It's a job Sid Wheatley didn't necessarily seek out, but he couldn't imagine his life without it.
Flashback to the summer of 2009.
Coming off another successful season as the head baseball coach for Northview -- a year in which the Chiefs went 14-10 and dropped a 2-1 decision to Holmes County in the Class 3A state playoffs -- Wheatley was approached about the sudden opening of the head football job.
Cody Keene, who had actually brought Wheatley to Northview as an assistant on his football staff, abruptly resigned to take a job at Hooper Academy in Montgomery, Ala.
Faced with trying to hire a new coach a mere month before the season, school administrators decided to look internally, and Northview players felt they knew just the right person for the job.
The players went to Northview principal Gayle Weaver to give their recommendation for the job, and the resounding favorite was Wheatley.
A few days later, Wheatley was hired as the interim head football coach. In August, the move was made official, and the rest, as they say, is history.
Tonight at the Citrus Bowl in Orlando, Wheatley and the Chiefs (10-3) will try to add to his short, but illustrious history when they play No. 1-ranked Trenton (13-0) for the Class 1A state championship at 6:07 p.m.
"I had been around the kids there for four years," Wheatley said. "I was comfortable with them, they were comfortable with me. I felt like it was something I needed to do and wanted to do. The football part has been a big part of my life these last few years and it's been a good run."
The Chiefs went 7-3 that first season under Wheatley, narrowly missing the state playoffs after finishing third in District 1-1A play.
The following season, though, the Chiefs went 11-2 and advanced to the state semifinals for the first time in school history. Wheatley and the Chiefs have advanced to the state semifinals each of the last two years to give them a string of three regional titles in a row.
The Wheatley Way has obviously been successful. The Chiefs are 36-12 overall in his four seasons and 7-2 in the playoffs. Fast fact: Northview is 8-8 all-time in the state playoffs, dating back to the first appearance in 1997.
And now the Chiefs will play for the top prize tonight, looking for the school's first state championship in any sport.
"I couldn't have imagined what we've done," Wheatley said. "We won seven games the first year and now three region championships in a row, now a state final berth. In the history of the school, they had never had a regional champion.
"I don't think you could ever see it playing out that way. We're blessed and fortunate to have a great group of kids that really bought into what we were selling and worked their butts off in the weight room.
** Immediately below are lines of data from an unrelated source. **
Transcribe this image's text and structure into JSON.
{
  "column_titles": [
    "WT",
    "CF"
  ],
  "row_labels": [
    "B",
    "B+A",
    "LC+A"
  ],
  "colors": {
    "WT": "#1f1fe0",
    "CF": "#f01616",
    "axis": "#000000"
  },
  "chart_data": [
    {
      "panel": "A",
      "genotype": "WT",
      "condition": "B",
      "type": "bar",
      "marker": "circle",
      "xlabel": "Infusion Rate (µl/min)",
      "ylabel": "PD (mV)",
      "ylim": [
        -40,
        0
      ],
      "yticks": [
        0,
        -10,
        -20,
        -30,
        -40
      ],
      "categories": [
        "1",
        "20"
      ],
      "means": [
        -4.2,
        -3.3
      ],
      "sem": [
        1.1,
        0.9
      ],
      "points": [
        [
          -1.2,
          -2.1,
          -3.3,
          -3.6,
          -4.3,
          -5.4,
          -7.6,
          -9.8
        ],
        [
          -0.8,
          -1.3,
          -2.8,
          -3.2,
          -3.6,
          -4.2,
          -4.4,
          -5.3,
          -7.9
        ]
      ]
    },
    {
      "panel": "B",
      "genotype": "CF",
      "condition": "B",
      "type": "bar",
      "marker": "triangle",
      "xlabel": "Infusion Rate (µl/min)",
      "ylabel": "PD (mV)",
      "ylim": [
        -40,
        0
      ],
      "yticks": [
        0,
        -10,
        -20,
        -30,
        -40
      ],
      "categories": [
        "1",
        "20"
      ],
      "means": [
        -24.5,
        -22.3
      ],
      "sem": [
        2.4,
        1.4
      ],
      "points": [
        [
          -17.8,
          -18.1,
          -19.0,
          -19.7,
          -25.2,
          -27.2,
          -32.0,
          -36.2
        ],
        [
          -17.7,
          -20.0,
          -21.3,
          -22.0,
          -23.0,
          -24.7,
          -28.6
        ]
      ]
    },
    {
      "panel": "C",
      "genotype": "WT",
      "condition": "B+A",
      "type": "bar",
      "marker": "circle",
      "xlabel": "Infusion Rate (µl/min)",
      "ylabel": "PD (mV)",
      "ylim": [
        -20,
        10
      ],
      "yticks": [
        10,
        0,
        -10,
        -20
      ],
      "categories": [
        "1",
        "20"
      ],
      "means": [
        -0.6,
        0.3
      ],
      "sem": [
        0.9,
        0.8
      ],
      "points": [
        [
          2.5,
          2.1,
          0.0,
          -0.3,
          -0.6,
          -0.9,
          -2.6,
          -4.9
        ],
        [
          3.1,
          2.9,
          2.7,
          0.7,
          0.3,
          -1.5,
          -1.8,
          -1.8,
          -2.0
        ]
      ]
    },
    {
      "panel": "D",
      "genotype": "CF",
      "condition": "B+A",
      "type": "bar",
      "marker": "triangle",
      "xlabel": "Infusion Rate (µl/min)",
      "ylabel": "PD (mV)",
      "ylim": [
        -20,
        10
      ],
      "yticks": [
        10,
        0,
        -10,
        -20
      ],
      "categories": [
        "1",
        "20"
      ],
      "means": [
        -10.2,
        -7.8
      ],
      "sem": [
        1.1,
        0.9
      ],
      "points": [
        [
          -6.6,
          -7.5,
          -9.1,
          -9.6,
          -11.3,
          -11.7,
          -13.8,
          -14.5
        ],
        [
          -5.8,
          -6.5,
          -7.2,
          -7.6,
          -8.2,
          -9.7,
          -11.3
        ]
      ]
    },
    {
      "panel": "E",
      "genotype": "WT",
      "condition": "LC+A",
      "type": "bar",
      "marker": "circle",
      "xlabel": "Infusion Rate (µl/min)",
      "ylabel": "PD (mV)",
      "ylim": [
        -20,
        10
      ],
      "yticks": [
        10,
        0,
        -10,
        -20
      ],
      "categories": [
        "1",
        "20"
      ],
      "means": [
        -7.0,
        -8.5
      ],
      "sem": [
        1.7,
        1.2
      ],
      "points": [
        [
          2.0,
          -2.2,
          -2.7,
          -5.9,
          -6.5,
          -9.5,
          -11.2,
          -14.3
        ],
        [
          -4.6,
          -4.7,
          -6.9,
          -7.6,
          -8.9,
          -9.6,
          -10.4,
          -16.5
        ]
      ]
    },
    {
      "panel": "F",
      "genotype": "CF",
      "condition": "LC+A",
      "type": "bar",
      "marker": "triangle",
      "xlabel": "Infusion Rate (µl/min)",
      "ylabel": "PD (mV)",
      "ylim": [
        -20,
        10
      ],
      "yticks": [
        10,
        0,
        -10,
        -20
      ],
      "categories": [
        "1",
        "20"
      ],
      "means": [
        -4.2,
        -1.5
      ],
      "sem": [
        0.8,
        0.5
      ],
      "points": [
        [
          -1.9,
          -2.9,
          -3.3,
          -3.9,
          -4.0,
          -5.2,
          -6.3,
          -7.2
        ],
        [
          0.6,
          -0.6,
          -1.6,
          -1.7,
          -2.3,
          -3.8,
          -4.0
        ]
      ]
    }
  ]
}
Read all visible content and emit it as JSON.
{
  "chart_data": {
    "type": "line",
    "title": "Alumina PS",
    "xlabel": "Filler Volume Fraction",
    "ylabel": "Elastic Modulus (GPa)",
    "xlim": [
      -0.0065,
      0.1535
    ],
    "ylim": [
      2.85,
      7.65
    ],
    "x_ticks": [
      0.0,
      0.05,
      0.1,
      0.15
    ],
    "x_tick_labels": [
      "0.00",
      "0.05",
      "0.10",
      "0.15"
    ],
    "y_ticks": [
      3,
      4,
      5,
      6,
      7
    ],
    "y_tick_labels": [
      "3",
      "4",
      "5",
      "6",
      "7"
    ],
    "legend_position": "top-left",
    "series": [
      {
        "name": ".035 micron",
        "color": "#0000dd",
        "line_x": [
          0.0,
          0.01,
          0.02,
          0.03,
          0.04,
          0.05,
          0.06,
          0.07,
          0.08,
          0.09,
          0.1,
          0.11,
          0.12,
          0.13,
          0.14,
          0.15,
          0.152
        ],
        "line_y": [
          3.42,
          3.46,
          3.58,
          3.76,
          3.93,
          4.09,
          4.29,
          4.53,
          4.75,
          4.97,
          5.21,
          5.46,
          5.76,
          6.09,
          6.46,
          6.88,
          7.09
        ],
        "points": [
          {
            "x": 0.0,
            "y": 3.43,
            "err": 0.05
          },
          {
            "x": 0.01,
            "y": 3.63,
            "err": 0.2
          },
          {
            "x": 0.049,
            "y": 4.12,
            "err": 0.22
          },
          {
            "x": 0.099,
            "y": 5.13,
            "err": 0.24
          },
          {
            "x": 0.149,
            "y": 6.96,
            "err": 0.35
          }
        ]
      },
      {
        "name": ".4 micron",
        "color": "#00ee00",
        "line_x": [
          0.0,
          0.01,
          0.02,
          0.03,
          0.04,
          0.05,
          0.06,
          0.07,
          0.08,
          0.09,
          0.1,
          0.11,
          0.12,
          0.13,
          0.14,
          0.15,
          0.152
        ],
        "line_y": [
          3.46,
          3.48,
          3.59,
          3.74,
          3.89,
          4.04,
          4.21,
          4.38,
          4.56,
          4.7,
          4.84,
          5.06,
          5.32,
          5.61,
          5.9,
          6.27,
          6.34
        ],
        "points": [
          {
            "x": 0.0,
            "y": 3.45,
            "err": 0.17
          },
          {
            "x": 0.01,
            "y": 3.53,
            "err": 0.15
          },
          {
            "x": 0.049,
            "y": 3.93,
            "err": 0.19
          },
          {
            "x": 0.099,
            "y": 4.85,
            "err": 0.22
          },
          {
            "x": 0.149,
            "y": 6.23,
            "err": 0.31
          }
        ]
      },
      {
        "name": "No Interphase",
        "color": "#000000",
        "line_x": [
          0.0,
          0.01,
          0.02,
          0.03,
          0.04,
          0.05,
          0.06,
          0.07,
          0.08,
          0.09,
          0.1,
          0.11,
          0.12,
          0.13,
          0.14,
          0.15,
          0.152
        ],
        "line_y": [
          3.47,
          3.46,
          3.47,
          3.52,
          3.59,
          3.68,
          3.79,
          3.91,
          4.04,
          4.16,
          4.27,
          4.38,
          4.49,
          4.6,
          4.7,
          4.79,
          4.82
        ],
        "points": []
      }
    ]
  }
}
And I'm proud to be a part of it."
Senior tailback LaMikal Kyles was a freshman on the Chiefs' squad when Wheatley took over in 2009. He said the players knew instantly that things would be good under him.
"Coach Wheatley has made a big difference," Kyles said. "We all knew he worked hard and expected us to work hard. He's a great coach. He's done a lot for us here."
The next step is a state championship.
Standing in the Chiefs' way is No. 1 Trenton, which has racked up a 24-1 record over the last two seasons -- the lone loss coming in the Region 3-1A finals last year against eventual champion Jefferson County.
The demeanor of the Northview players this week certainly yields no hint that the Chiefs are playing for a state title.
"I think that's a sign of their maturity," Wheatley said. "We have a lot of seniors on this team and we have a bunch of guys that are three-year starters and have been right there on the verge of this.
"We're going to stay three nights -- going to this hotel, going to this restaurant -- but the reason we're doing this is to play a football game."
The Chiefs took a trip last week to Liberty County, and blew out the Bulldogs by a 48-14 margin in the semifinal round. Northview broke up the trip over two days, driving to Marianna on Thursday and spending the night before driving to Liberty County on Friday.
"I definitely think it helped and we tried to make sure they knew this was not a vacation, this was a business trip," Wheatley said. "I think it's about making sure this moment is not too big for them and making sure they understand if there was going to be a pressure game, it was this past Friday, because that's the one that can stop you from getting to the title game."
Wheatley has been preaching to the team all week that if they play with the same intensity and drive they came out with against Liberty County, the result will take care of itself.
"They're going to give themselves a great chance to win if they play mistake-free football on offense and limit your penalties," Wheatley said. "And on defense, play great defense like we did and play very physical, we're going to have a chance to win the game.
"I've talked to them about (the magnitude of the game) and I don't know if it's fully hit everybody. This is the moment every single kid that plays high school football dreams about."